[Python-Dev] Revamping Python's Numeric Model

Moshe Zadka Moshe Zadka <moshez@math.huji.ac.il>
Mon, 6 Nov 2000 12:42:34 +0200 (IST)


[Tim Peters]
> Some quickies for now:
> 
> + Konrad Hinsen needs to be sucked in.  He's been arguing for a "unified"
> numeric model forever.

OK, I hope this e-mail address reaches him: I got it off his webpage.

[Tim Peters]
> + Everyone has IEEE-754 fp hardware today; some people actually want to use
> it; Moshe doesn't, but whatever revamping we get needs to allow others their
> delusions too.

My proposal has nothing *against* 754 either. For example, "all inexact
operations are done compliant to 754" is a perfectly acceptable addition.
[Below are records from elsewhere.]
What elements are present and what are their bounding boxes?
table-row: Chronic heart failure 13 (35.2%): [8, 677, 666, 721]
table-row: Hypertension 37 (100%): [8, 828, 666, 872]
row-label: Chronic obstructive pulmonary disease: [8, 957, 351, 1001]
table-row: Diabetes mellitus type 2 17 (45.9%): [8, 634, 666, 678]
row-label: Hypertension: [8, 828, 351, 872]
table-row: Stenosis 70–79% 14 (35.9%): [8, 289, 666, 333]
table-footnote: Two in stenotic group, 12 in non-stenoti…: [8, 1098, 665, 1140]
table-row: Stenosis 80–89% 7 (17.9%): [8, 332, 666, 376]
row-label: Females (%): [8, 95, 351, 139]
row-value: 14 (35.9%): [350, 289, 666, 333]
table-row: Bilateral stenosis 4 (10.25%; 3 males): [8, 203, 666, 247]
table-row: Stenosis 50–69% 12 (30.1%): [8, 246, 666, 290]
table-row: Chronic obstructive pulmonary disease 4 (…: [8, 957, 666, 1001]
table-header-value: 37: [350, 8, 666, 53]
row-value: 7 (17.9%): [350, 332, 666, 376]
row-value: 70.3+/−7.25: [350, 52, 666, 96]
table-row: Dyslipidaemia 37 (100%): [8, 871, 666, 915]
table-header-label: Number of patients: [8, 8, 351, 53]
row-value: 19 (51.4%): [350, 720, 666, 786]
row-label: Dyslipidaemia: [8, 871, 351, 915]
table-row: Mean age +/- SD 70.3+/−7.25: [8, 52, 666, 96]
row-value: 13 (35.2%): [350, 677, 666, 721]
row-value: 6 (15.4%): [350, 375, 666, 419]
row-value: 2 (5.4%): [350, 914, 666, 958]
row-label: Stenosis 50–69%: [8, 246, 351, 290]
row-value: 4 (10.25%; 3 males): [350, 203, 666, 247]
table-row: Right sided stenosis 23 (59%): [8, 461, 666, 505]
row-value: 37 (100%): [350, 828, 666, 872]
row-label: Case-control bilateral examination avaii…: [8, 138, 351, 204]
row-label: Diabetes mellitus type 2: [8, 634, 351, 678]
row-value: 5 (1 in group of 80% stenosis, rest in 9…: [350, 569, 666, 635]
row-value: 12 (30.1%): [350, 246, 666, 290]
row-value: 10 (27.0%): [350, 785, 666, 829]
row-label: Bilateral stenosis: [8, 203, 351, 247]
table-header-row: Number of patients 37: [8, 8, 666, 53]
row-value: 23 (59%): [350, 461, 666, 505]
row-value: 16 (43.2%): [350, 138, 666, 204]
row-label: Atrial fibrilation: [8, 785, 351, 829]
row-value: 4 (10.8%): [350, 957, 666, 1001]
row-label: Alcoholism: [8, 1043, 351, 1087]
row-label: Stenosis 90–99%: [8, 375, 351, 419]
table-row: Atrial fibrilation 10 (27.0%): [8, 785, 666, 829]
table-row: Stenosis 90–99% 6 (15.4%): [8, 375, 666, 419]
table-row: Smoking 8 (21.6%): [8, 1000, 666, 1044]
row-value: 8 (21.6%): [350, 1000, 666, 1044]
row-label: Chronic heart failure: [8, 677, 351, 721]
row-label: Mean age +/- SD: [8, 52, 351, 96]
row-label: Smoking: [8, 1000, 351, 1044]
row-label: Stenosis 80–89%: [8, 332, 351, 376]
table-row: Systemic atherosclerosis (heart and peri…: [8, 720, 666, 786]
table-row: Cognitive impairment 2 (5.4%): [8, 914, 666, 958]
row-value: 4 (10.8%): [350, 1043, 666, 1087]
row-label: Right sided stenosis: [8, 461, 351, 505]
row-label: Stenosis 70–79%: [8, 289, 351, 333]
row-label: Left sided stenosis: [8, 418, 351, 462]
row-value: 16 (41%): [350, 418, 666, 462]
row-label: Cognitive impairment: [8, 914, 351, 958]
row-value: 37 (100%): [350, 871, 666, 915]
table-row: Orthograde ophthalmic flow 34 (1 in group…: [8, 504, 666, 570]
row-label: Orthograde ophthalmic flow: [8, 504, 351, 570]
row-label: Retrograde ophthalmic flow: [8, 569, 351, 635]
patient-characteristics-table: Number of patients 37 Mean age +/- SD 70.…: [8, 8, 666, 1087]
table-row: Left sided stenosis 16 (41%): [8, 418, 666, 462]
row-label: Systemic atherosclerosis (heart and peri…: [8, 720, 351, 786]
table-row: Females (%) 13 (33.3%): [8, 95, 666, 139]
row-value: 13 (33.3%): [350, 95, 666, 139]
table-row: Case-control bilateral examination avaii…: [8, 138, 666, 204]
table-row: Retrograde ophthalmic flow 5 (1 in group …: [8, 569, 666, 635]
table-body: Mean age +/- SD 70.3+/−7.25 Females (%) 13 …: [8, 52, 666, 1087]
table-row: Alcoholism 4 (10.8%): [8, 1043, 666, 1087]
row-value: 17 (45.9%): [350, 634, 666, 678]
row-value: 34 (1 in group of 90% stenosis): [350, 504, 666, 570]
[Tim Peters, about rationals]
> (provided they're *displayed* in rounded decimal fp notation (restart
> "str" vs "repr" rant, and that the interactive prompt uses the wrong one,
> and ditto str(container))),

Tim, that's the other PEP <wink>

[Tim Peters]
> IEEE-754 defines exactly what to do with this, for binary floats (and your
> hardware has an "inexact result" flag set or not after every fp operation).

Cool! I didn't know about that.

[Tim Peters]
> Conversion of the string "1.0" to float must not set it; conversion of "0.1"
> must set it; and similarly for + - * / sqrt:  "inexact result" gets set
> whenever the infinitely precise result differs from the computed result.

Is there some API for it in C? If not, we might as well assume that any
floating point number is inexact.

[Tim Peters]
> So
> inexactness there is neither a property of types nor of numbers, but of
> specific computations.  Extreme example:
> 
>     x = 1./3.   # inexact
>     y = x-x     # exact result (from inexact inputs!)
> 
> I know that this version (operation-based) of inexactness can be useful.  I
> see almost no earthly use for calling every number of a given type inexact.
> Tagging individual numbers with an exact/inexact bit is an extremely crude
> form of interval arithmetic (where the intervals are single points or
> infinite).

The tagging is whether you *want* exact operations or inexact operations.

I.e.:

1.0/3 --> inexact
1/3 --> exact.

Well, this is the classical definition of "type": what do the operations
mean? Which is why I need the inexact() function in my PEP.